There’s a moment when something that hasn’t previously existed as a possibility comes about magically, as it were, because it happens unexpectedly and immediately, incontrovertibly, you might say. The appearance of that something isn’t the result of deliberations, of observation and ascertainment, but belongs under the category of yes-no. Existence-non-existence. And, as with something which was not, but is, what’s astonishing in the end is the obviousness of that something’s existence. Because that something comes about without my participation. This isn’t creating, but more a matter of watching as it emerges or rather as it simply is, because it doesn’t appear, it doesn’t emerge in time, there’s just nothing and then... something. Although, perhaps, even if there isn’t nothing, because there’s no impression of an empty space, the consciousness of the possibility of that something doesn’t exist.

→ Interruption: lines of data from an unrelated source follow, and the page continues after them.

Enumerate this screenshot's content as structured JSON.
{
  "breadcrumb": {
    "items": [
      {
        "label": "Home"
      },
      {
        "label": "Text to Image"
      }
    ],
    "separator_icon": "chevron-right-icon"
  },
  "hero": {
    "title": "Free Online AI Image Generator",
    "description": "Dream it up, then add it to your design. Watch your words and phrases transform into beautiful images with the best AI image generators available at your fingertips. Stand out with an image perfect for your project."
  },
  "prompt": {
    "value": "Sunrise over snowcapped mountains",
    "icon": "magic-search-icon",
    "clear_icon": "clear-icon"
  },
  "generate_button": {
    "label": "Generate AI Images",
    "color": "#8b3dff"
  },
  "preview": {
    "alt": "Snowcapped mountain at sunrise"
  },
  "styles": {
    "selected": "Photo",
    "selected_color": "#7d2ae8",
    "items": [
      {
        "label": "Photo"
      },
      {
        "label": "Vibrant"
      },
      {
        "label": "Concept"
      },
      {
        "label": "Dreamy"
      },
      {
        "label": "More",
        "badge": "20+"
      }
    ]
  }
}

Obscenely obvious things interest me.
I would like everything to be directly in view. For a composition to be obvious, for things to be at the central point, perhaps raised somehow, even elevated, uplifted, like standing on a peak.

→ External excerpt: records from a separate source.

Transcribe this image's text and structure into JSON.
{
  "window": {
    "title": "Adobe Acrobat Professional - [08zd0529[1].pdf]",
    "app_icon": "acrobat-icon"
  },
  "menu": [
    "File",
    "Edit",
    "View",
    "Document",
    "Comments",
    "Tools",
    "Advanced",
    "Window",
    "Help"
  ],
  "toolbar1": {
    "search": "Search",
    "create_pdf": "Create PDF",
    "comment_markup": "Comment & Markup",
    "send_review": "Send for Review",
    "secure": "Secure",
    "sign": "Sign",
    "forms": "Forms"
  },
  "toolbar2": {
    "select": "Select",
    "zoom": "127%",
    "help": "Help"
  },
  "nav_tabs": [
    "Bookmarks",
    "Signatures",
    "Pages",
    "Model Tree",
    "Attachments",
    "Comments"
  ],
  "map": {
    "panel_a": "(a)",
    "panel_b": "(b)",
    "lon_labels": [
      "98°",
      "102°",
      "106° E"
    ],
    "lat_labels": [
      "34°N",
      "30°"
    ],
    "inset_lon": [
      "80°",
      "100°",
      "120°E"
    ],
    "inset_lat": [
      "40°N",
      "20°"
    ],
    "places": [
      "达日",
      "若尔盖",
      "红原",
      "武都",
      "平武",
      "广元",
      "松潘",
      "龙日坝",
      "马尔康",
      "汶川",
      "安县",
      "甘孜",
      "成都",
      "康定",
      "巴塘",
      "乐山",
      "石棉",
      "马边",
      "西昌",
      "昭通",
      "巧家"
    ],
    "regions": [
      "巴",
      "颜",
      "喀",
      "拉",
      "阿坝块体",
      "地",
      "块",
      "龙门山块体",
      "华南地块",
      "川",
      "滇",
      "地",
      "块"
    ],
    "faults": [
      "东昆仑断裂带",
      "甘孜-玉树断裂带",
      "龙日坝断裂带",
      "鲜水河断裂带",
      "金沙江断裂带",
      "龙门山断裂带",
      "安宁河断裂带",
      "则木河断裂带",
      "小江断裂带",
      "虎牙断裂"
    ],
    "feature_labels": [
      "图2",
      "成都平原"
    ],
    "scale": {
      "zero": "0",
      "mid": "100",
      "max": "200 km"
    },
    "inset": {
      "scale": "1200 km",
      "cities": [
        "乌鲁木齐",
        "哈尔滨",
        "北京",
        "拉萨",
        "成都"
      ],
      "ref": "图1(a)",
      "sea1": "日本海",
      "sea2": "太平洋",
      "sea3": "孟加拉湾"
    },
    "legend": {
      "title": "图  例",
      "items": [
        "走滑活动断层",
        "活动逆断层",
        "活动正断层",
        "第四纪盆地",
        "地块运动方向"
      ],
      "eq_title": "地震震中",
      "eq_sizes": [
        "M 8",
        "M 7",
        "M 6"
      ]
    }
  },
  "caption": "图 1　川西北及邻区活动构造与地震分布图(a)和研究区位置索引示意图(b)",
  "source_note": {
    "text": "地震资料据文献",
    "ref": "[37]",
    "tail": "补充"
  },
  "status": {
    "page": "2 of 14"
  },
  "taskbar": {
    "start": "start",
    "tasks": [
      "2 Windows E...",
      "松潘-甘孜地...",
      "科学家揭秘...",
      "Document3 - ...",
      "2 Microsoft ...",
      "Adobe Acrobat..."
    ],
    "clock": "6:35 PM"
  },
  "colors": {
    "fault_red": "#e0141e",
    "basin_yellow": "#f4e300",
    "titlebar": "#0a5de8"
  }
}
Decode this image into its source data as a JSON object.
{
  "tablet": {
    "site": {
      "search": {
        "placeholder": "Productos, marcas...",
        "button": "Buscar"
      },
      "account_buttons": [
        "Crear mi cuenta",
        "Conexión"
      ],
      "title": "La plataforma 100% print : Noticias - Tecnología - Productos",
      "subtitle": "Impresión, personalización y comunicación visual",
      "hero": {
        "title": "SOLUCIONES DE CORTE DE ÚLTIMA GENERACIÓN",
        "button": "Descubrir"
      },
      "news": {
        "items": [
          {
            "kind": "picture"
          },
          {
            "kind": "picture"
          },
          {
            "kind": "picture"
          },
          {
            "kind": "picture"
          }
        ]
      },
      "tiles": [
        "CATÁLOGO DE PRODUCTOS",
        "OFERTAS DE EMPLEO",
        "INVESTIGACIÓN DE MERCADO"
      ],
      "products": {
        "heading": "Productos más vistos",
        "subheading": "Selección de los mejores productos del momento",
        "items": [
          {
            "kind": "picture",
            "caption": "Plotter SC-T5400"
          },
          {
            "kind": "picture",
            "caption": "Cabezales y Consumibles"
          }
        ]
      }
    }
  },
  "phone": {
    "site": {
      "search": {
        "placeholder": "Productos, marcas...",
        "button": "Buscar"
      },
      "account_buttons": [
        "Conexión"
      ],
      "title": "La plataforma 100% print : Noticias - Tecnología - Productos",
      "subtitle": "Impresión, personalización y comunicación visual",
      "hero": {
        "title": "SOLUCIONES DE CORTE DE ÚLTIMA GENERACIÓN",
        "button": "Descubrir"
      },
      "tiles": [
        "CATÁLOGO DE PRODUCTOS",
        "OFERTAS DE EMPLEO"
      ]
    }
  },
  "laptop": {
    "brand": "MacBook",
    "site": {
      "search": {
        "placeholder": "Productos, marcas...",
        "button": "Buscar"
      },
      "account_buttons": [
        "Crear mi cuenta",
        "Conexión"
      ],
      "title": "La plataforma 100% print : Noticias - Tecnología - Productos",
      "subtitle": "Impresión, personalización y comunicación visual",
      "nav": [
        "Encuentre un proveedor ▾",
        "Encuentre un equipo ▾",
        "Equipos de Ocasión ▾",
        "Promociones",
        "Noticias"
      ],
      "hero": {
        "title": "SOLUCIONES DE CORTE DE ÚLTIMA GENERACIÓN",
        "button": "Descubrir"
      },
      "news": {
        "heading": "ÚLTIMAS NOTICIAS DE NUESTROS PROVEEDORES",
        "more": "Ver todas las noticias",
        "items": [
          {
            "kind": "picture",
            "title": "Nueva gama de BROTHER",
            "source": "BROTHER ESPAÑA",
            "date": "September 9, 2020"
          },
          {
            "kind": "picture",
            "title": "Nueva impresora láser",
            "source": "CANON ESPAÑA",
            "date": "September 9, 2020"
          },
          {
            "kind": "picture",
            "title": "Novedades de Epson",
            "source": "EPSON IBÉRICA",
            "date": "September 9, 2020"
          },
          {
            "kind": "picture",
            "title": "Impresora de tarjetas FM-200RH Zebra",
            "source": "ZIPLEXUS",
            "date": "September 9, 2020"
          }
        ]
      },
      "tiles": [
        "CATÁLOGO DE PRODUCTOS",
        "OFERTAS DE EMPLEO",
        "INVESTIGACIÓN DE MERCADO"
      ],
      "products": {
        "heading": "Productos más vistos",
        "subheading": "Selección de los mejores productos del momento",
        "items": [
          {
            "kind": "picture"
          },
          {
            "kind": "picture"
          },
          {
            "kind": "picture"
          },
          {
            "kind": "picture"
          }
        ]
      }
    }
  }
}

One thing. Irrevocable. A step taken, uncompromising, a one-off. Without reasoning. Without explanations. Only things which have no need of explanations and descriptions. No hidden intentions whatsoever. The pleasure of leaving everything else. The entire surfeit.
I think about something potent, explicit, so much so that it is obscene, like it really is. You can touch it. It is heavy and if it were to fall on me, it would crush me to pulp. I wanted it to be like death; for instance, a stone is like death.
When you have exhausted all possibilities of placing things on the margin, then you should start placing in the middle.